Mas o que aquela semana do mês de fevereiro de 1922 tem a dizer para esta semana do mês de fevereiro de 2022? Sob o ponto de vista do seu legado, o que chamamos de marco provocado pela Semana de 22 se deve ao papel do evento na arregimentação de um conjunto de práticas críticas, estéticas e políticas, tais como, entre outras, a assimilação seletiva das vanguardas europeias, a revisão crítica do passado histórico brasileiro, a desconstrução da noção de identidade nacional forjada pelo romantismo, a valorização da mestiçagem e do sincretismo cultural brasileiro.

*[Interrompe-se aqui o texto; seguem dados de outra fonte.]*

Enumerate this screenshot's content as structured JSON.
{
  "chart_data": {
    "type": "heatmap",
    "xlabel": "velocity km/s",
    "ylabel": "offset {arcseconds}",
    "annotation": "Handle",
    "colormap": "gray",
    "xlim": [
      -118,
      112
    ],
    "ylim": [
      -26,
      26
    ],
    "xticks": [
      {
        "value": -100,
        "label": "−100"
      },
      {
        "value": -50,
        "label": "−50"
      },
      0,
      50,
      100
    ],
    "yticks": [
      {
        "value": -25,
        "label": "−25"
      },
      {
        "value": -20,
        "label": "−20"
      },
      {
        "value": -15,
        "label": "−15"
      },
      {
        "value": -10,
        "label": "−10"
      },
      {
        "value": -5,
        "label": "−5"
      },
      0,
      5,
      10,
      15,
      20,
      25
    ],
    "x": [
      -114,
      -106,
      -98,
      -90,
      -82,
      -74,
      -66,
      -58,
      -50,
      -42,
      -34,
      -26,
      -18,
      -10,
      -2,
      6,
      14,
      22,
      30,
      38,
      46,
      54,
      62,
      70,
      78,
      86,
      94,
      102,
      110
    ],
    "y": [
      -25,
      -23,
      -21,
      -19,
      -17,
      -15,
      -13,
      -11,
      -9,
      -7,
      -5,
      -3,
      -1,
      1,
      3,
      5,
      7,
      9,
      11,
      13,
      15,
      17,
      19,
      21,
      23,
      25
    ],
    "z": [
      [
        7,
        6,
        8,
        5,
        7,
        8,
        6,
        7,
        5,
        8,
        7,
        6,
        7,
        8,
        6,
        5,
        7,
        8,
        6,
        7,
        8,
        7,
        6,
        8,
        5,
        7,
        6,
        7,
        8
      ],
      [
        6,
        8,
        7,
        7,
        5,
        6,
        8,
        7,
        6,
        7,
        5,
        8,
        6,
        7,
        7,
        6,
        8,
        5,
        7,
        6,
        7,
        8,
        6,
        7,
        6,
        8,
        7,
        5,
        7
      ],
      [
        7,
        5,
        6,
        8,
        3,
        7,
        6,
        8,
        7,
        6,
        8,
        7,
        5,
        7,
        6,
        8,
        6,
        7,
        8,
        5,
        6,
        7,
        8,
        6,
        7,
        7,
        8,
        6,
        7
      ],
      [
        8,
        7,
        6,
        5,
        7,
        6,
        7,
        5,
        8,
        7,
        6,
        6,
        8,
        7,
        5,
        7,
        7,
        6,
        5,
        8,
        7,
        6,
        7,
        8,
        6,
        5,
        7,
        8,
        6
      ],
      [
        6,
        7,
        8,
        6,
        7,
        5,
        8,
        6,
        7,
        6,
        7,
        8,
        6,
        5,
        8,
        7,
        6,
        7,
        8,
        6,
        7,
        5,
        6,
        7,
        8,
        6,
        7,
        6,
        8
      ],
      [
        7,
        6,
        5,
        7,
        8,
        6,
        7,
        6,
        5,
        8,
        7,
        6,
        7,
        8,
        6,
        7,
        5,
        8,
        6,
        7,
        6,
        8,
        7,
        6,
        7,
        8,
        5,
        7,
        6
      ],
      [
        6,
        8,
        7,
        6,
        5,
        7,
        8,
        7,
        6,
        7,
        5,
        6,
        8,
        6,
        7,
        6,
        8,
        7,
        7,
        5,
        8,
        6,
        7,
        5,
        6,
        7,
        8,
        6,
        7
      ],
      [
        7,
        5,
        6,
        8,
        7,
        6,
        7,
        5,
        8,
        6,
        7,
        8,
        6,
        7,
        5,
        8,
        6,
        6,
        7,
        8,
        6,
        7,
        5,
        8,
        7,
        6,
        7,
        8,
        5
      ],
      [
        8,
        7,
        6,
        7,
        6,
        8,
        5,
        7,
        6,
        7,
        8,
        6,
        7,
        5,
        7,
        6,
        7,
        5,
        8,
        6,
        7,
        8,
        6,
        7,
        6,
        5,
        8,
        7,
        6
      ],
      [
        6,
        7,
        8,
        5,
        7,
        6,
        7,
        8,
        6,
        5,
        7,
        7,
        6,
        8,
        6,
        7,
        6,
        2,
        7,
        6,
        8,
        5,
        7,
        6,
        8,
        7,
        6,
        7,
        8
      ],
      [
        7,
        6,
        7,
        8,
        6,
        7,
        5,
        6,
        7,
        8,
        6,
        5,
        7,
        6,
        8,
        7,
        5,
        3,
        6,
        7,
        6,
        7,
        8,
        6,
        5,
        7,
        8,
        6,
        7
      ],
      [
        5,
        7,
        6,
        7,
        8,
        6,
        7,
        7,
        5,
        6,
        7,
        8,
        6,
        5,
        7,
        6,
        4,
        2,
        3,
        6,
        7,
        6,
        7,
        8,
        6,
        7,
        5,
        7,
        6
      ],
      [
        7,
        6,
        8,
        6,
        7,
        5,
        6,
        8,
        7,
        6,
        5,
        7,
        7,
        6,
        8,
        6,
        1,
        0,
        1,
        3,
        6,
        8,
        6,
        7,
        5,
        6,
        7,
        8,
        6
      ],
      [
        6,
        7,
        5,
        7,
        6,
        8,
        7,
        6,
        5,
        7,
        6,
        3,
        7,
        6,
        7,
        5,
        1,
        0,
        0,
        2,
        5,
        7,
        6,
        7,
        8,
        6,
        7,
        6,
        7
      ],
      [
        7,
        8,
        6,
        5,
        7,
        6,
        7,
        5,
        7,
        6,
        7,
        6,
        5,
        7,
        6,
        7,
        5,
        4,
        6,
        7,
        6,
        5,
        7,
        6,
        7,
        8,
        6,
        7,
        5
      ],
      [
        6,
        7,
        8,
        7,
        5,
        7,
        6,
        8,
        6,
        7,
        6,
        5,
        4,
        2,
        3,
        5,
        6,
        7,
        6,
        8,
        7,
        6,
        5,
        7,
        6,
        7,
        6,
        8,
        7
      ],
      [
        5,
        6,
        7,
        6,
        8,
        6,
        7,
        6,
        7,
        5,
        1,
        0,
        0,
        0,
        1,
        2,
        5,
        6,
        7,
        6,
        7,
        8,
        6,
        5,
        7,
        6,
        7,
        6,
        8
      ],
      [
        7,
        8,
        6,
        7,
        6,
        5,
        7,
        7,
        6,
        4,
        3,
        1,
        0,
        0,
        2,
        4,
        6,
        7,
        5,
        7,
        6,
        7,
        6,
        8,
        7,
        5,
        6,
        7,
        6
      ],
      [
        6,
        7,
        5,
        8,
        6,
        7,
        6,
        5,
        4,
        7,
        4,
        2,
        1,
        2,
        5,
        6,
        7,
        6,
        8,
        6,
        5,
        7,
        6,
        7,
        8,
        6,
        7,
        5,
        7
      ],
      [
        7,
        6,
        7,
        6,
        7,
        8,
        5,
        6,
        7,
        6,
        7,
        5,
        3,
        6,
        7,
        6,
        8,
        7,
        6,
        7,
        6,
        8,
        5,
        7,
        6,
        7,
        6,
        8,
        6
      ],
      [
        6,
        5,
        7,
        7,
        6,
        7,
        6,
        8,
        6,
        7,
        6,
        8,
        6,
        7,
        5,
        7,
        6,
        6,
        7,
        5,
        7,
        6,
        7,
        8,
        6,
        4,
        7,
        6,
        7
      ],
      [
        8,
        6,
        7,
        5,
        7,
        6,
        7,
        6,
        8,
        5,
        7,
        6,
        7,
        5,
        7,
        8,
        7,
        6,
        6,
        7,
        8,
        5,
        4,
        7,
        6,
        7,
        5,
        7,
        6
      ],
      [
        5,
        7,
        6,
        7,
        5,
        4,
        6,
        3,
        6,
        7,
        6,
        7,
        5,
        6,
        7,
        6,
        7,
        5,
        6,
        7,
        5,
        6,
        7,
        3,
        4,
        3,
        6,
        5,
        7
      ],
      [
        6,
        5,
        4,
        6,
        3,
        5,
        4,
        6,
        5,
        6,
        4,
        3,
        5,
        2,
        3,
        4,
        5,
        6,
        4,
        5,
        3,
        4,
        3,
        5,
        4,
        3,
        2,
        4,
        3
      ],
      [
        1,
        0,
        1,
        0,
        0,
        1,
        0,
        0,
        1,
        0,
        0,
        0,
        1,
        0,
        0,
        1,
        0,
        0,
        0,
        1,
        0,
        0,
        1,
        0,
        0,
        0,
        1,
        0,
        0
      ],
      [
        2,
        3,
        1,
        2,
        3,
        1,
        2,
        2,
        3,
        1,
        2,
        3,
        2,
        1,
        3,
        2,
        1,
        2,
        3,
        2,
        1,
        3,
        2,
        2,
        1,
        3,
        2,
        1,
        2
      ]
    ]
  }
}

As reverberações da semana, no curso dos anos 20, nos legaram obras indeléveis da nossa tradição cultural: a pintura de Tarsila do Amaral sedimentou traços e cores arquetípicos do Brasil, o que é evidenciado em sua ampla circulação nas mídias, como no recém-lançado filme Tarsilinha; Macunaíma, rapsódia de Mário de Andrade, se inscreveu, embora com muitos equívocos, como uma forte rubrica para se pensar a formação da identidade cultural brasileira; o conceito de antropofagia, forjado por Oswald de Andrade seis anos depois da Semana de 22, foi se sedimentando como uma poderosa teoria cultural, que tanto orientou práticas estéticas, como o Cinema Novo e o Tropicalismo, como, contemporaneamente, reflexões teóricas no campo das Ciências Humanas, como o conceito de perspectivismo ameríndio.
Para além da celebração e da avaliação do seu legado, 2022 devolve o olhar para 1922 sob uma perspectiva crítica. Hoje, essa efeméride é ocasião para se pensar a célebre semana sob a perspectiva de uma crítica cultural aguda, que se questiona, por exemplo, sobre o modo como paulistocentrismo do evento ofuscou outros importantes modernismos, como o mineiro e o pernambucano; ou sobre o papel desempenhado por mulheres e negros no evento. Nesse sentido, o show de lançamento do álbum AmarElo que o rapper Emicida realizou no Theatro Municipal de São Paulo, em novembro de 2019, soa emblemático, pois, ao abrir as suas portas para a diversidade musical, racial, social e de gênero, torna-o palco e testemunha de rupturas estéticas e culturais dos últimos 100 anos. É assim, como devolutiva, que 2022 acena para 1922.